We lumbered about in a great tour bus, repeatedly grateful for our foreign passports (nowhere have I been more conscious of the liberating power of my US citizenship); but still, privileged as we were, we waited interminably at borders and checkpoints, in the shadow of the vast, ugly hopelessness that is the Wall, under the panopticon scrutiny of the watchtowers. We answered questions barked by teenagers at the point of their guns. We got a very small taste of what it’s like to be Palestinian. Members of our group likened it to living under apartheid; to Orwell’s “1984’’; to Kafka. But none of these allusions fully conveys the disturbing psychological experiment currently perpetrated on Palestinians in the West Bank. Read more
Sonja Karkar from Australian Women for Palestine and Australians for Palestine, which first drew my attention to this article here (the photos in this article are from the AFP article) points out the following:
The closure occurred - according to an Israeli police spokesman and reported by The Guardian’s Micky Rosenfeld - because Israel believed it was organised or funded by the Palestinian Authority (PA), despite being supported by UNESCO and the British Council. Now, if Israel thought it was organised and funded by Hamas, it would have made more sense, but the PA, the governing body of the Palestinian state that US President Obama and other world leaders are so committed to seeing emerge? The PA that has just been offered $10 million in aid by our deputy prime Minister Julia Gillard? So much for that “shining light on the hill” democracy that journalists and politicians are all too eager to laud without questioning how that phrase ever came to be coined.
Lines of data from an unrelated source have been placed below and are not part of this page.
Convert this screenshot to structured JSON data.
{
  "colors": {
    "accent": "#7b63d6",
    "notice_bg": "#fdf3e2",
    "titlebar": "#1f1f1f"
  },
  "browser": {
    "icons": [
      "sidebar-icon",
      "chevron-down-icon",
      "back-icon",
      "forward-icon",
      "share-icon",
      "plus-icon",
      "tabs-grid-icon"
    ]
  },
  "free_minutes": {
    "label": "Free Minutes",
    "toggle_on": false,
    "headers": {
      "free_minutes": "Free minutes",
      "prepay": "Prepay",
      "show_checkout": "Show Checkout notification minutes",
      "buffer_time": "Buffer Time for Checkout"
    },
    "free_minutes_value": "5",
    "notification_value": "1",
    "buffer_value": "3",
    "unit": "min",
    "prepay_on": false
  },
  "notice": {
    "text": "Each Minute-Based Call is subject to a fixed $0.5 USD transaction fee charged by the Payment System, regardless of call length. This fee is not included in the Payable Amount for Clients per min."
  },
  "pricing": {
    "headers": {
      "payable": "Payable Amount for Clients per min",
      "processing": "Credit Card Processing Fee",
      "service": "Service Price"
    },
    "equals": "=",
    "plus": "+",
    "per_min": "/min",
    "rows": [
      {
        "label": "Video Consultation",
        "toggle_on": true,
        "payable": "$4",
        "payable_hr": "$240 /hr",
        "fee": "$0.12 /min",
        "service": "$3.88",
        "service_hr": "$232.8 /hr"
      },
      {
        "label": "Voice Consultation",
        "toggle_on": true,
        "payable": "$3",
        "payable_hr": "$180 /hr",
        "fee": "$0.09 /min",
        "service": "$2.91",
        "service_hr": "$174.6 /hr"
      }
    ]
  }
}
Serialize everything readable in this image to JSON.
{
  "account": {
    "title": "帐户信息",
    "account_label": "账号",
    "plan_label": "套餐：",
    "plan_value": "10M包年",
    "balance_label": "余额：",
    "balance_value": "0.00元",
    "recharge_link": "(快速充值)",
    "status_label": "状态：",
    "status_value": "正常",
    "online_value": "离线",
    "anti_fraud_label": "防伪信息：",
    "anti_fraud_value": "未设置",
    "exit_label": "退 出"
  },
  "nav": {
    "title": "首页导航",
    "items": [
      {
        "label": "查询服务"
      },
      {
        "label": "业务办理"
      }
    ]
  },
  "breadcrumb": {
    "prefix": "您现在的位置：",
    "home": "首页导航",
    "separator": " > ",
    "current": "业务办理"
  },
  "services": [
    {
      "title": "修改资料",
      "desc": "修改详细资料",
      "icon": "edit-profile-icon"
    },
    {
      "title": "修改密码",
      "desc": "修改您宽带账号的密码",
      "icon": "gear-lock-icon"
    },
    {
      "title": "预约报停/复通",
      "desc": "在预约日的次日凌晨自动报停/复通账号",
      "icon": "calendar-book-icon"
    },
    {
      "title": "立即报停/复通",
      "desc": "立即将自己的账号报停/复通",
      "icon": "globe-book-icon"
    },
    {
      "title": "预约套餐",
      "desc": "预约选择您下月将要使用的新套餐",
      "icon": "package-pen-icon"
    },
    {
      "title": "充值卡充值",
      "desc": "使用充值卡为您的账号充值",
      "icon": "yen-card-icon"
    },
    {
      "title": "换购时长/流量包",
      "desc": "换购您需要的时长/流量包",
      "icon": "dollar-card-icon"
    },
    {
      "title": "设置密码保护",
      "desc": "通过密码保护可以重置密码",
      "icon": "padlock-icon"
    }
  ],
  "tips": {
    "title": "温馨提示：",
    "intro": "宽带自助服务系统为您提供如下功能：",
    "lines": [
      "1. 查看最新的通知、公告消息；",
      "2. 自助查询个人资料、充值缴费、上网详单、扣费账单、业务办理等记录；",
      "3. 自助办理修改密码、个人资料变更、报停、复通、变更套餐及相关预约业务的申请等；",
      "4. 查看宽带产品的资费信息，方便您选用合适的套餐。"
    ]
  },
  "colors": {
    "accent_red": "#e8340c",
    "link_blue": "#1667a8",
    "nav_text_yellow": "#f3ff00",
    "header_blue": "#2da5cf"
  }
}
Similar news here of the prevention of a folklore and creative dance evening from convening in East Jerusalem.

El Funoun dance company

Sonja Karkar also points out that Israel has a cultural partnership with the Melbourne International Film Festival being held from 24 July – 9 August and is asking anyone who wants to help protest such a partnership to please contact AFP. Contact details can be found on their website, here. http://www.australiansforpalestine.com

There are many writers, performers, commenters, activists and so on who protest Israel's actions in the occupied Palestinian territories, despite the blanket support their governments seem to provide for all Israeli actions. Alice Walker, Adrienne Rich, Haruki Murakami and Naomi Klein are among them. There are many Israelis, themselves, who are not happy with the state sponsored terrorism, as it has been so eloquently put, since at least the seventies, regarding the well-detailed Israeli encroachment on Palestinian lands and lives every day, in every way.